Mechanism and kinetics of guest exchange in sII hydrate - Flue gas replacement as revealed by experimental and computational approaches for hydrocarbon recovery and CO2 sequestration

Abstract

In this study, the kinetics of guest exchange in sII (CH4 (90%) + C3H8 (10%)) hydrate - flue gas (CO2 (20%) + N-2 (80%)) replacement was investigated to elucidate the replacement mechanism and guest exchange characteristics for hydrocarbon recovery and CO2 sequestration. The Rietveld refinement of Powder X-ray diffraction (PXRD) patterns of the replaced hydrates at two pressures (11.0 MPa and 17.0 MPa) demonstrated that sII hydrate - flue gas replacement occurred iso-structurally. The time-dependent guest compositions in the hydrate phase and the cage occupancy of guest molecules were examined to understand the effect of pressure on guest exchange behaviors. The increased CO2 inclusion in both the small (5(12)) and large (5(12)6(4)) cages at a higher pressure resulted in the larger production of CH4 and C3H8 and a lower N-2/CO2 ratio in the hydrate phase. The slower inclusion rate and lower N-2 occupancy in the small (5(12)) cages at a higher pressure during replacement were observed due to the competitive inclusion of CO2 and N-2 in the small (5(12)) cages.

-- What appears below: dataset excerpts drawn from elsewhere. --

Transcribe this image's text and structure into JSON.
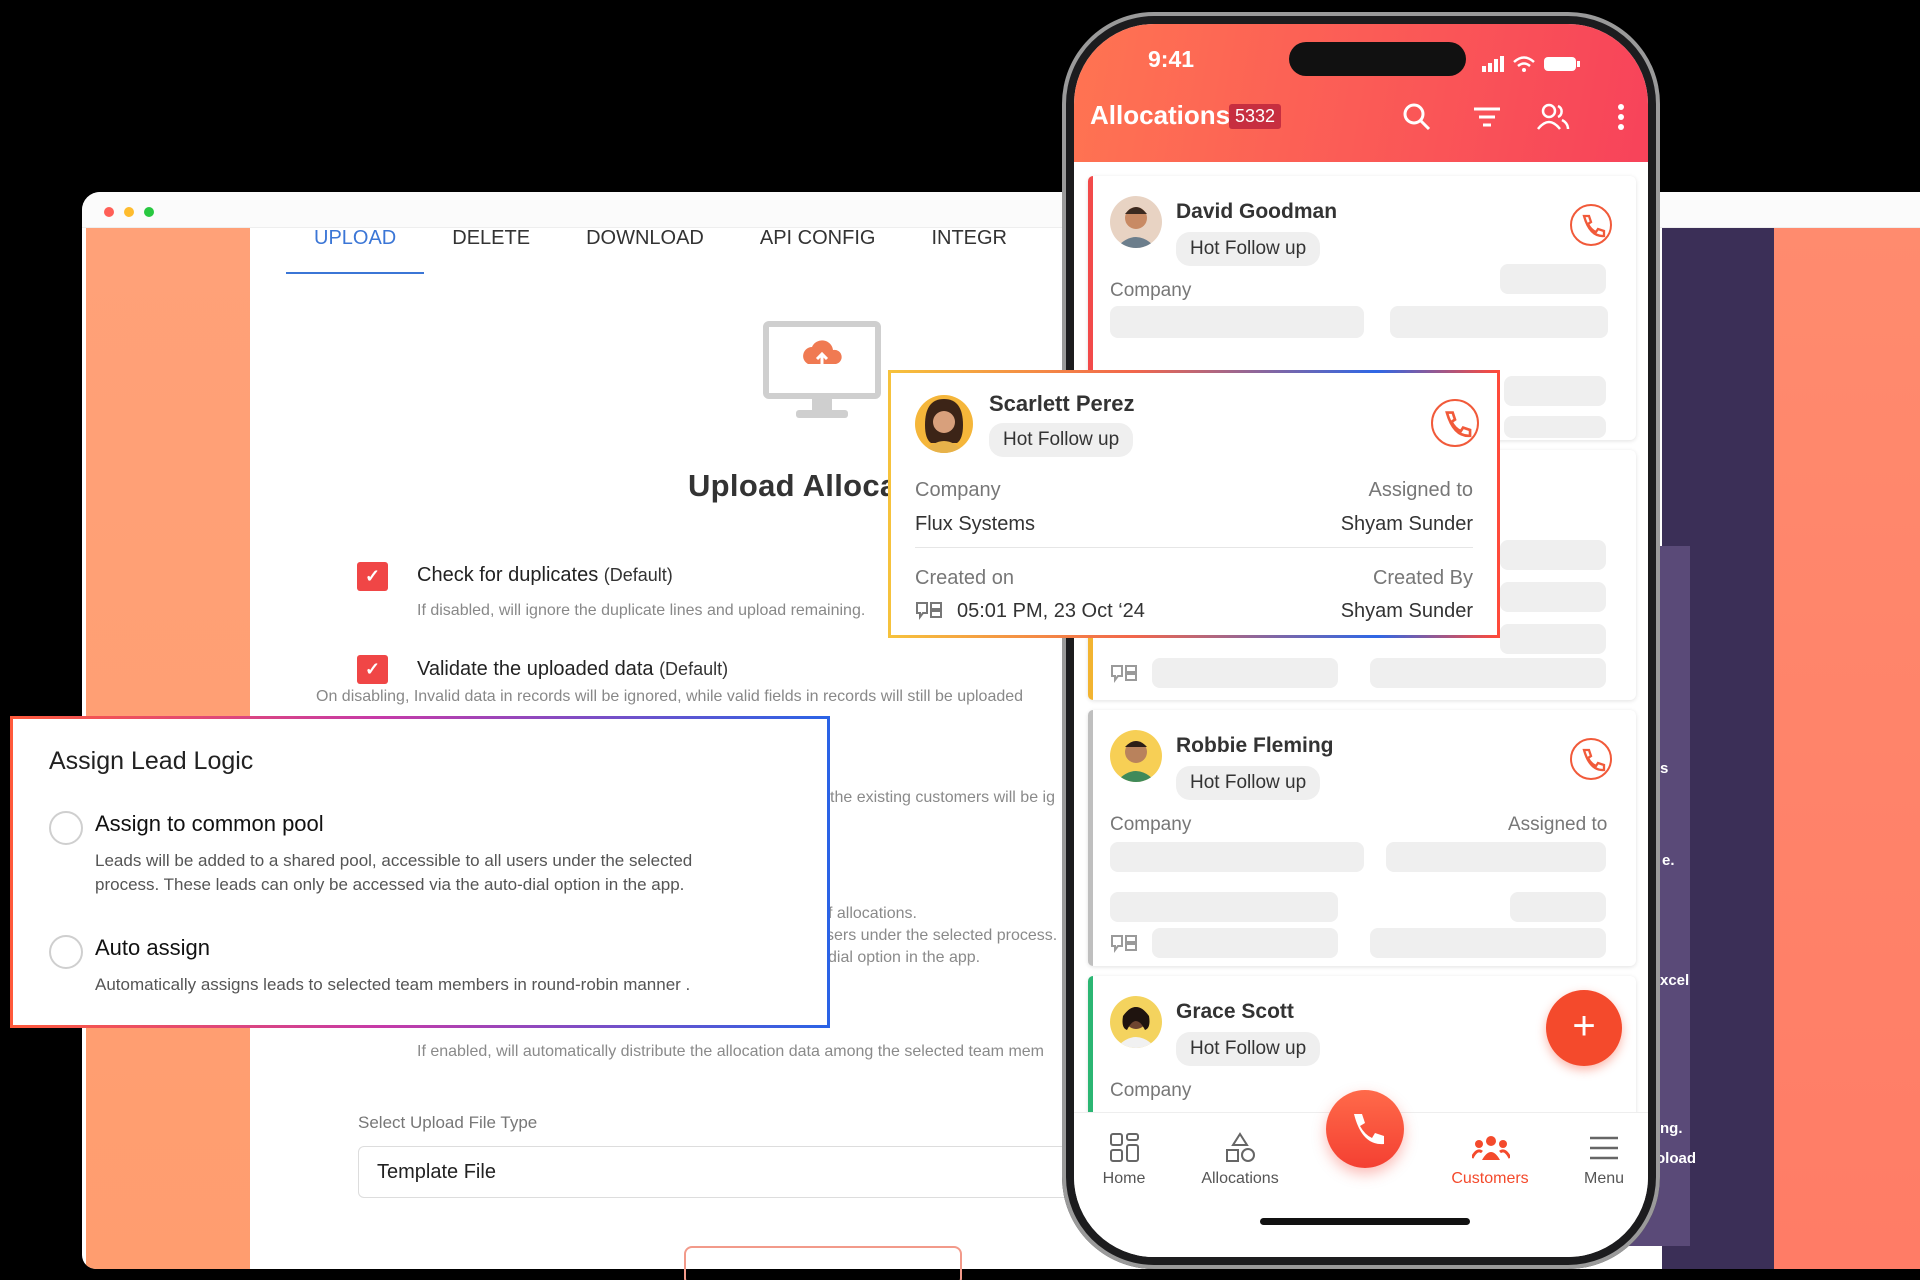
{
  "desktop": {
    "tabs": [
      {
        "label": "UPLOAD",
        "active": true
      },
      {
        "label": "DELETE",
        "active": false
      },
      {
        "label": "DOWNLOAD",
        "active": false
      },
      {
        "label": "API CONFIG",
        "active": false
      },
      {
        "label": "INTEGR",
        "active": false
      }
    ],
    "upload_title": "Upload Alloca",
    "options": [
      {
        "label": "Check for duplicates",
        "tag": "(Default)",
        "desc": "If disabled, will ignore the duplicate lines and upload remaining.",
        "checked": true
      },
      {
        "label": "Validate the uploaded data",
        "tag": "(Default)",
        "desc": "On disabling, Invalid data in records will be ignored, while valid fields in records will still be uploaded",
        "checked": true
      }
    ],
    "partial_texts": {
      "existing_customers": "the existing customers will be ig",
      "allocations": "f allocations.",
      "users_process": "sers under the selected process.",
      "dial_option": "dial option in the app.",
      "auto_distribute": "If enabled, will automatically distribute the allocation data among the selected team mem"
    },
    "file_type_label": "Select Upload File Type",
    "file_type_value": "Template File",
    "right_panel_fragments": [
      "s",
      "e.",
      "xcel",
      "ng.",
      "oload"
    ]
  },
  "assign_logic": {
    "title": "Assign Lead Logic",
    "options": [
      {
        "label": "Assign to common pool",
        "desc_line1": "Leads will be added to a shared pool, accessible to all users under the selected",
        "desc_line2": "process. These leads can only be accessed via the auto-dial option in the app."
      },
      {
        "label": "Auto assign",
        "desc_line1": "Automatically assigns leads to selected team members in round-robin manner .",
        "desc_line2": ""
      }
    ]
  },
  "phone": {
    "time": "9:41",
    "title": "Allocations",
    "count": "5332",
    "accent": "#f44a2c",
    "header_icons": [
      "search-icon",
      "filter-icon",
      "users-icon",
      "more-vertical-icon"
    ],
    "cards": [
      {
        "name": "David Goodman",
        "tag": "Hot Follow up",
        "company_label": "Company",
        "edge": "#f24a4a"
      },
      {
        "name": "Robbie Fleming",
        "tag": "Hot Follow up",
        "company_label": "Company",
        "assigned_label": "Assigned to",
        "edge": "#bfbfbf"
      },
      {
        "name": "Grace Scott",
        "tag": "Hot Follow up",
        "company_label": "Company",
        "edge": "#2bb673"
      }
    ],
    "nav": [
      {
        "label": "Home",
        "icon": "home-grid-icon",
        "active": false
      },
      {
        "label": "Allocations",
        "icon": "shapes-icon",
        "active": false
      },
      {
        "label": "Customers",
        "icon": "customers-icon",
        "active": true
      },
      {
        "label": "Menu",
        "icon": "menu-icon",
        "active": false
      }
    ],
    "fab_label": "+"
  },
  "detail_card": {
    "name": "Scarlett Perez",
    "tag": "Hot Follow up",
    "company_label": "Company",
    "company_value": "Flux Systems",
    "assigned_label": "Assigned to",
    "assigned_value": "Shyam Sunder",
    "created_on_label": "Created on",
    "created_on_value": "05:01 PM, 23 Oct ‘24",
    "created_by_label": "Created By",
    "created_by_value": "Shyam Sunder"
  }
}
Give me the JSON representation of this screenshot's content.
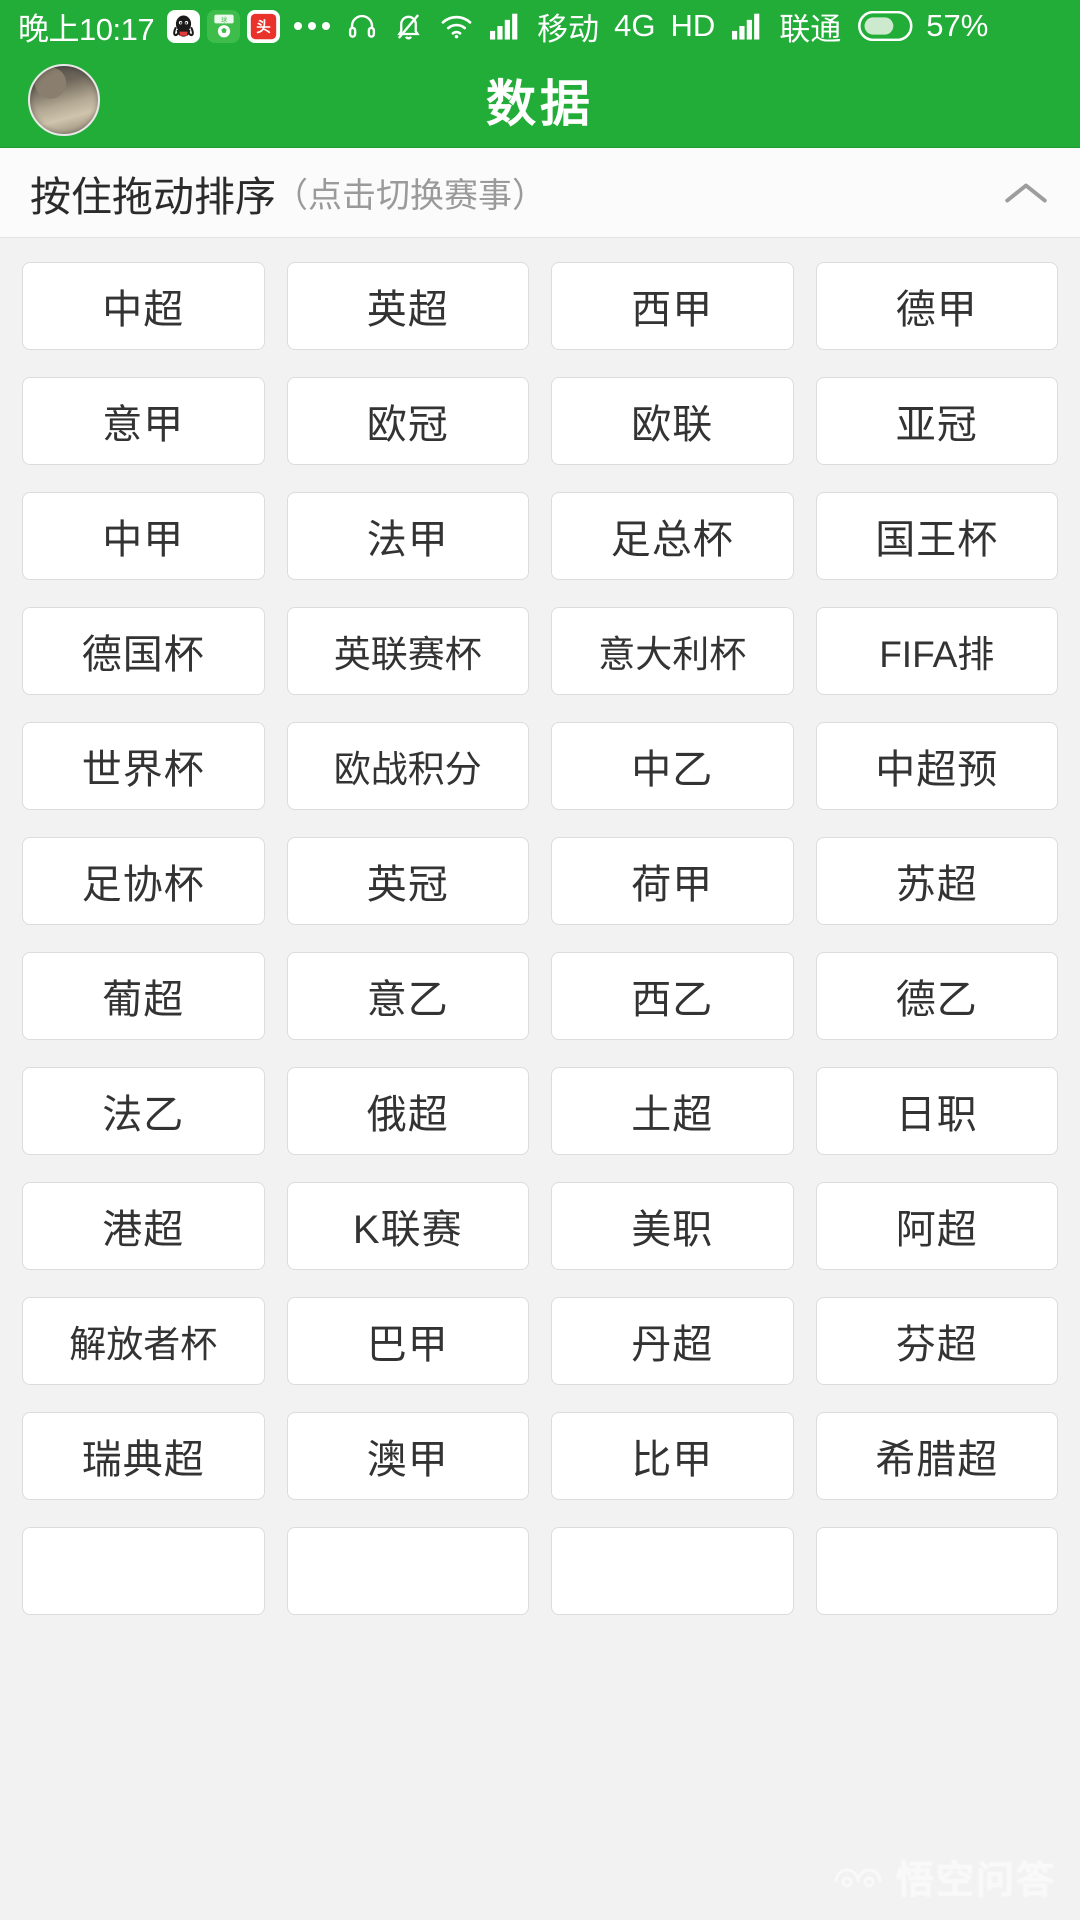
{
  "status_bar": {
    "time": "晚上10:17",
    "app_icons": [
      "qq-icon",
      "soccer-app-icon",
      "toutiao-icon"
    ],
    "overflow": "more-apps-dots",
    "icons": [
      "headphone-icon",
      "bell-muted-icon",
      "wifi-icon",
      "signal-bars-icon"
    ],
    "carrier1": "移动",
    "network": "4G",
    "hd": "HD",
    "carrier2": "联通",
    "battery_percent": "57%",
    "battery_level": 57,
    "background_color": "#22ac38",
    "text_color": "#ffffff"
  },
  "header": {
    "title": "数据",
    "avatar": "user-avatar",
    "background_color": "#22ac38"
  },
  "section": {
    "label": "按住拖动排序",
    "hint": "（点击切换赛事）",
    "chevron": "chevron-up-icon"
  },
  "grid": {
    "columns": 4,
    "leagues": [
      "中超",
      "英超",
      "西甲",
      "德甲",
      "意甲",
      "欧冠",
      "欧联",
      "亚冠",
      "中甲",
      "法甲",
      "足总杯",
      "国王杯",
      "德国杯",
      "英联赛杯",
      "意大利杯",
      "FIFA排",
      "世界杯",
      "欧战积分",
      "中乙",
      "中超预",
      "足协杯",
      "英冠",
      "荷甲",
      "苏超",
      "葡超",
      "意乙",
      "西乙",
      "德乙",
      "法乙",
      "俄超",
      "土超",
      "日职",
      "港超",
      "K联赛",
      "美职",
      "阿超",
      "解放者杯",
      "巴甲",
      "丹超",
      "芬超",
      "瑞典超",
      "澳甲",
      "比甲",
      "希腊超",
      "",
      "",
      "",
      ""
    ]
  },
  "watermark": {
    "text": "悟空问答",
    "logo": "wukong-logo"
  }
}
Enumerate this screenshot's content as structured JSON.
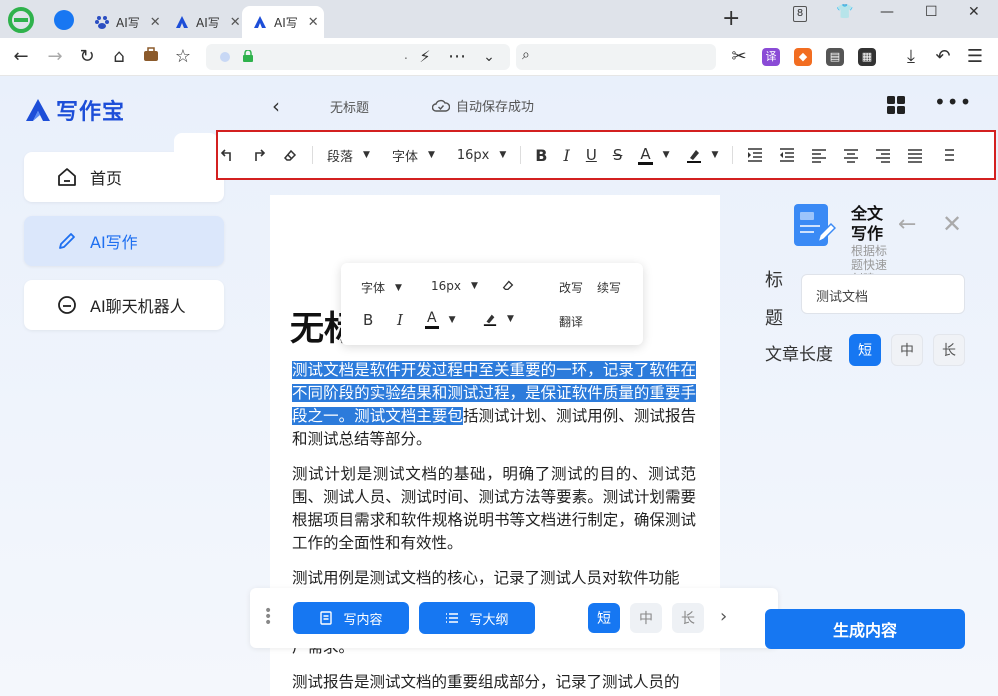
{
  "browser": {
    "tabs": [
      {
        "label": "AI写"
      },
      {
        "label": "AI写"
      },
      {
        "label": "AI写"
      }
    ],
    "new_tab": "+",
    "tab_count": "8",
    "url_text": ".",
    "accent": "#1677f2"
  },
  "app": {
    "logo_text": "写作宝",
    "sidebar": {
      "items": [
        {
          "label": "首页",
          "icon": "home-icon"
        },
        {
          "label": "AI写作",
          "icon": "pen-icon"
        },
        {
          "label": "AI聊天机器人",
          "icon": "chat-icon"
        }
      ],
      "active_index": 1
    },
    "topbar": {
      "back": "‹",
      "doc_title": "无标题",
      "save_status": "自动保存成功",
      "more": "•••"
    },
    "toolbar": {
      "paragraph": "段落",
      "font": "字体",
      "size": "16px",
      "bold": "B",
      "italic": "I",
      "underline": "U",
      "strike": "S",
      "font_color": "A"
    },
    "float_bar": {
      "font": "字体",
      "size": "16px",
      "rewrite": "改写",
      "continue": "续写",
      "translate": "翻译",
      "bold": "B",
      "italic": "I",
      "font_color": "A"
    },
    "document": {
      "heading": "无标",
      "p1_highlight": "测试文档是软件开发过程中至关重要的一环，记录了软件在不同阶段的实验结果和测试过程，是保证软件质量的重要手段之一。测试文档主要包",
      "p1_rest": "括测试计划、测试用例、测试报告和测试总结等部分。",
      "p2": "测试计划是测试文档的基础，明确了测试的目的、测试范围、测试人员、测试时间、测试方法等要素。测试计划需要根据项目需求和软件规格说明书等文档进行制定，确保测试工作的全面性和有效性。",
      "p3": "测试用例是测试文档的核心，记录了测试人员对软件功能",
      "p4": "户需求。",
      "p5": "测试报告是测试文档的重要组成部分，记录了测试人员的"
    },
    "write_bar": {
      "write_content": "写内容",
      "write_outline": "写大纲",
      "lengths": [
        "短",
        "中",
        "长"
      ],
      "next": "›"
    },
    "right_panel": {
      "title": "全文写作",
      "subtitle": "根据标题快速创建一篇文章",
      "back": "←",
      "close": "✕",
      "label_title": "标题",
      "title_input": "测试文档",
      "label_length": "文章长度",
      "lengths": [
        "短",
        "中",
        "长"
      ],
      "generate": "生成内容"
    }
  }
}
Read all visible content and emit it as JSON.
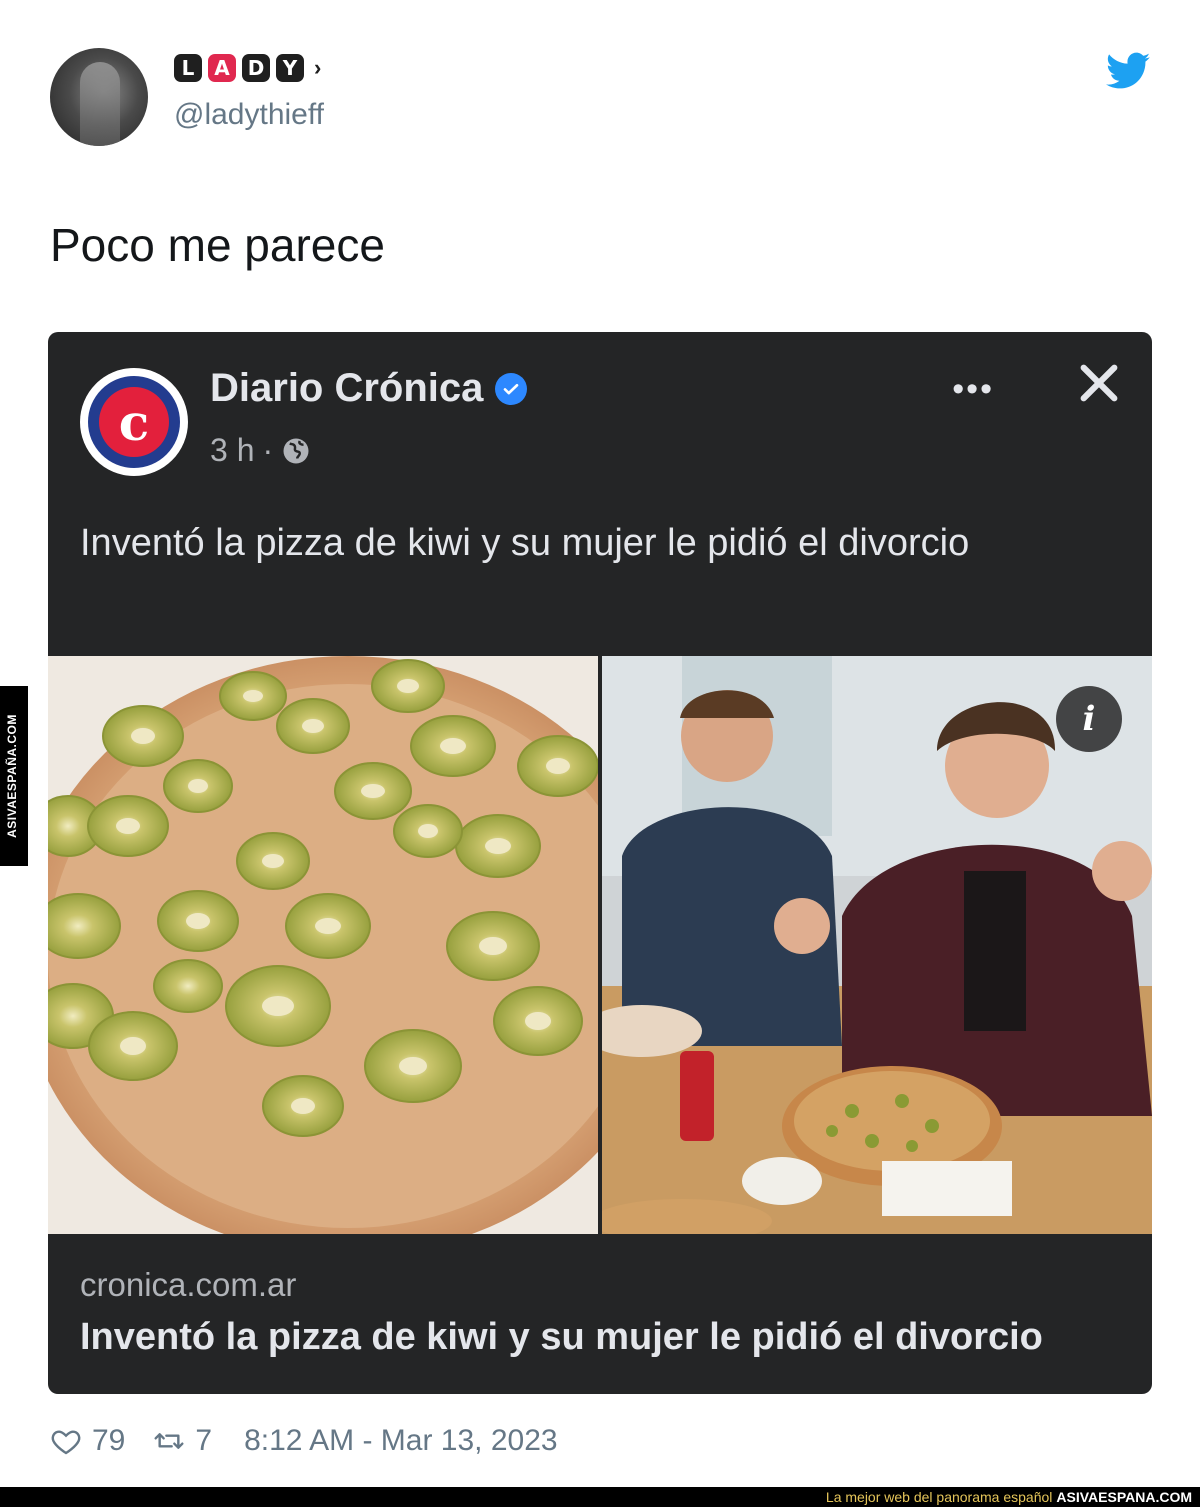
{
  "tweet": {
    "display_name_letters": [
      "L",
      "A",
      "D",
      "Y"
    ],
    "display_name_arrow": "›",
    "handle": "@ladythieff",
    "text": "Poco me parece"
  },
  "embedded_post": {
    "page_name": "Diario Crónica",
    "logo_letter": "c",
    "time": "3 h",
    "separator": "·",
    "more_label": "•••",
    "text": "Inventó la pizza de kiwi y su mujer le pidió el divorcio",
    "info_label": "i",
    "link": {
      "domain": "cronica.com.ar",
      "title": "Inventó la pizza de kiwi y su mujer le pidió el divorcio"
    }
  },
  "footer": {
    "likes": "79",
    "retweets": "7",
    "timestamp": "8:12 AM - Mar 13, 2023"
  },
  "watermark": {
    "side_text": "ASIVAESPAÑA.COM",
    "tagline": "La mejor web del panorama español",
    "brand": "ASIVAESPANA.COM"
  },
  "colors": {
    "twitter_blue": "#1da1f2",
    "card_bg": "#242526",
    "verified_blue": "#2d88ff",
    "logo_red": "#e3203c",
    "logo_navy": "#233c8f"
  }
}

The molecular dynamics (MD) simulation demonstrated that the expansion or shrinkage of hydrate cages caused by guest exchange has a significant impact on the lattice parameter of the replaced hydrates and it was influenced by not only the average molecular size of guest molecules in each cage but also the dispersive movement of the guest molecules in each cage.